The Constitution says a great deal about who should interpret it. Article III, Section 2, Clause 2: "In all Cases affecting Ambassadors, other public Ministers and Consuls, and those in which a State shall be Party, the supreme Court shall have original Jurisdiction. In all the other Cases before mentioned, the supreme Court shall have appellate Jurisdiction, both as to Law and Fact, with such Exceptions, and under such Regulations as the Congress shall make." Jurisdiction is defined as "the power, right, or authority to interpret and apply the law."
The reply above is a non sequitor. It's true that the U.S. Supreme Court has the final authority to interpret and apply the law in cases that come before it -- this is the doctrine of "the law of the case" -- but this is a far cry from claiming that judicial opinions written in such cases apply to every subsequent case in other courts or that the U.S. Supreme Court has exclusive authority to interpret the Constitution.

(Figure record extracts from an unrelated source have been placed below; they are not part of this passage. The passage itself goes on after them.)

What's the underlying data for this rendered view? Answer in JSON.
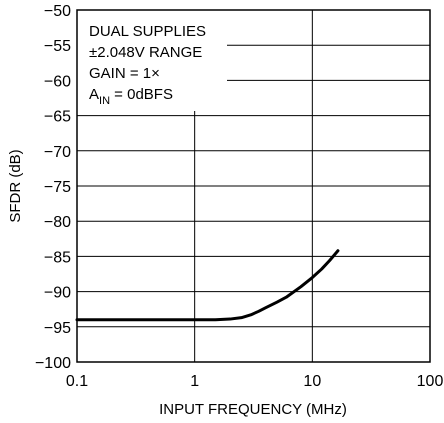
{
  "chart_data": {
    "type": "line",
    "title": "",
    "xlabel": "INPUT FREQUENCY (MHz)",
    "ylabel": "SFDR (dB)",
    "x_scale": "log",
    "xlim": [
      0.1,
      100
    ],
    "ylim": [
      -100,
      -50
    ],
    "x_ticks": [
      0.1,
      1,
      10,
      100
    ],
    "x_tick_labels": [
      "0.1",
      "1",
      "10",
      "100"
    ],
    "y_ticks": [
      -50,
      -55,
      -60,
      -65,
      -70,
      -75,
      -80,
      -85,
      -90,
      -95,
      -100
    ],
    "y_tick_labels": [
      "−50",
      "−55",
      "−60",
      "−65",
      "−70",
      "−75",
      "−80",
      "−85",
      "−90",
      "−95",
      "−100"
    ],
    "grid": true,
    "annotation_lines": [
      "DUAL SUPPLIES",
      "±2.048V RANGE",
      "GAIN = 1×"
    ],
    "annotation_ain": {
      "main": "A",
      "sub": "IN",
      "rest": " = 0dBFS"
    },
    "series": [
      {
        "x": [
          0.1,
          0.5,
          1,
          1.5,
          2,
          2.5,
          3,
          3.5,
          4,
          5,
          6,
          8,
          10,
          12,
          14,
          16.5
        ],
        "y": [
          -94,
          -94,
          -94,
          -94,
          -93.9,
          -93.7,
          -93.3,
          -92.8,
          -92.3,
          -91.5,
          -90.8,
          -89.3,
          -88,
          -86.8,
          -85.6,
          -84.2
        ]
      }
    ],
    "line_color": "#000000"
  }
}
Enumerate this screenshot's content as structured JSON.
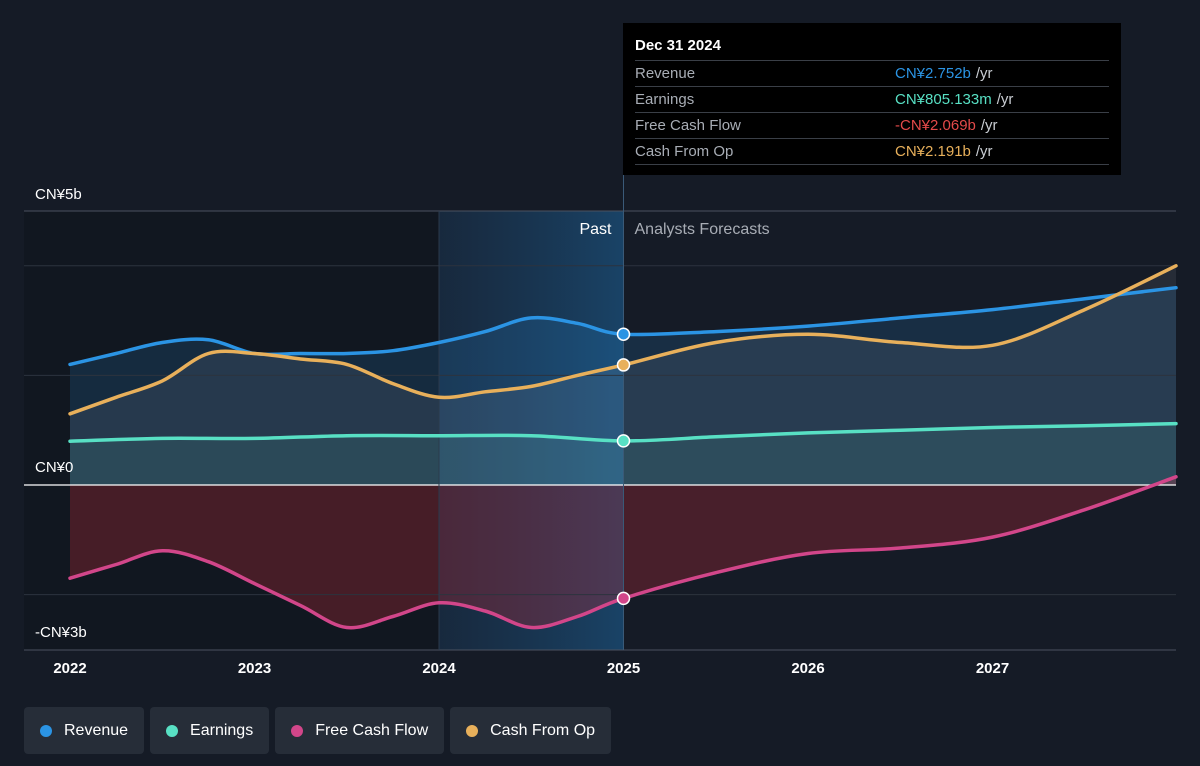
{
  "chart_data": {
    "type": "area",
    "y_axis_labels": [
      "CN¥5b",
      "CN¥0",
      "-CN¥3b"
    ],
    "ylim": [
      -3,
      5
    ],
    "xlim": [
      2022.0,
      2027.999
    ],
    "x_ticks": [
      "2022",
      "2023",
      "2024",
      "2025",
      "2026",
      "2027"
    ],
    "grid": true,
    "divider_x": 2025.0,
    "highlight_range": [
      2024.0,
      2025.0
    ],
    "past_label": "Past",
    "forecast_label": "Analysts Forecasts",
    "series": [
      {
        "name": "Revenue",
        "color": "#2b94e4",
        "points": [
          [
            2022.0,
            2.2
          ],
          [
            2022.25,
            2.4
          ],
          [
            2022.5,
            2.6
          ],
          [
            2022.75,
            2.65
          ],
          [
            2023.0,
            2.4
          ],
          [
            2023.25,
            2.4
          ],
          [
            2023.5,
            2.4
          ],
          [
            2023.75,
            2.45
          ],
          [
            2024.0,
            2.6
          ],
          [
            2024.25,
            2.8
          ],
          [
            2024.5,
            3.05
          ],
          [
            2024.75,
            2.95
          ],
          [
            2025.0,
            2.752
          ],
          [
            2025.5,
            2.8
          ],
          [
            2026.0,
            2.9
          ],
          [
            2026.5,
            3.05
          ],
          [
            2027.0,
            3.2
          ],
          [
            2027.5,
            3.4
          ],
          [
            2028.0,
            3.6
          ]
        ],
        "marker_value": 2.752
      },
      {
        "name": "Earnings",
        "color": "#58e0c4",
        "points": [
          [
            2022.0,
            0.8
          ],
          [
            2022.5,
            0.85
          ],
          [
            2023.0,
            0.85
          ],
          [
            2023.5,
            0.9
          ],
          [
            2024.0,
            0.9
          ],
          [
            2024.5,
            0.9
          ],
          [
            2025.0,
            0.805
          ],
          [
            2025.5,
            0.88
          ],
          [
            2026.0,
            0.95
          ],
          [
            2026.5,
            1.0
          ],
          [
            2027.0,
            1.05
          ],
          [
            2027.5,
            1.08
          ],
          [
            2028.0,
            1.12
          ]
        ],
        "marker_value": 0.805
      },
      {
        "name": "Free Cash Flow",
        "color": "#d2468a",
        "points": [
          [
            2022.0,
            -1.7
          ],
          [
            2022.25,
            -1.45
          ],
          [
            2022.5,
            -1.2
          ],
          [
            2022.75,
            -1.4
          ],
          [
            2023.0,
            -1.8
          ],
          [
            2023.25,
            -2.2
          ],
          [
            2023.5,
            -2.6
          ],
          [
            2023.75,
            -2.4
          ],
          [
            2024.0,
            -2.15
          ],
          [
            2024.25,
            -2.3
          ],
          [
            2024.5,
            -2.6
          ],
          [
            2024.75,
            -2.4
          ],
          [
            2025.0,
            -2.069
          ],
          [
            2025.5,
            -1.6
          ],
          [
            2026.0,
            -1.25
          ],
          [
            2026.5,
            -1.15
          ],
          [
            2027.0,
            -0.95
          ],
          [
            2027.5,
            -0.45
          ],
          [
            2028.0,
            0.15
          ]
        ],
        "marker_value": -2.069
      },
      {
        "name": "Cash From Op",
        "color": "#e8b05b",
        "points": [
          [
            2022.0,
            1.3
          ],
          [
            2022.25,
            1.6
          ],
          [
            2022.5,
            1.9
          ],
          [
            2022.75,
            2.4
          ],
          [
            2023.0,
            2.4
          ],
          [
            2023.25,
            2.3
          ],
          [
            2023.5,
            2.2
          ],
          [
            2023.75,
            1.85
          ],
          [
            2024.0,
            1.6
          ],
          [
            2024.25,
            1.7
          ],
          [
            2024.5,
            1.8
          ],
          [
            2024.75,
            2.0
          ],
          [
            2025.0,
            2.191
          ],
          [
            2025.5,
            2.6
          ],
          [
            2026.0,
            2.75
          ],
          [
            2026.5,
            2.6
          ],
          [
            2027.0,
            2.55
          ],
          [
            2027.5,
            3.2
          ],
          [
            2028.0,
            4.0
          ]
        ],
        "marker_value": 2.191
      }
    ]
  },
  "tooltip": {
    "date": "Dec 31 2024",
    "rows": [
      {
        "label": "Revenue",
        "value": "CN¥2.752b",
        "unit": "/yr",
        "color": "#2b94e4"
      },
      {
        "label": "Earnings",
        "value": "CN¥805.133m",
        "unit": "/yr",
        "color": "#58e0c4"
      },
      {
        "label": "Free Cash Flow",
        "value": "-CN¥2.069b",
        "unit": "/yr",
        "color": "#e34a4a"
      },
      {
        "label": "Cash From Op",
        "value": "CN¥2.191b",
        "unit": "/yr",
        "color": "#e8b05b"
      }
    ]
  },
  "legend": [
    {
      "label": "Revenue",
      "color": "#2b94e4"
    },
    {
      "label": "Earnings",
      "color": "#58e0c4"
    },
    {
      "label": "Free Cash Flow",
      "color": "#d2468a"
    },
    {
      "label": "Cash From Op",
      "color": "#e8b05b"
    }
  ]
}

The notion that judicial opinions are binding in other cases -- what we might ironically call "the law of the opinion" -- has no basis in the text of the Constitution or in its historic context.
"Judicial Supremacy," the notion that the judicial branch (ultimately the U.S. Supreme Court) has the final authority to interpret the Constitution, is likewise without any textual or historic support. It is a doctrine invented by the U.S. Supreme Court in 1958 in a case called Cooper v. Aaron, in which the Court writes the bold-faced lie that it has always held that it was Supreme in the exposition of the Constitution.
That's simply not true; the Emperor has no clothes. Thank God Justice Parker isn't afraid to say so.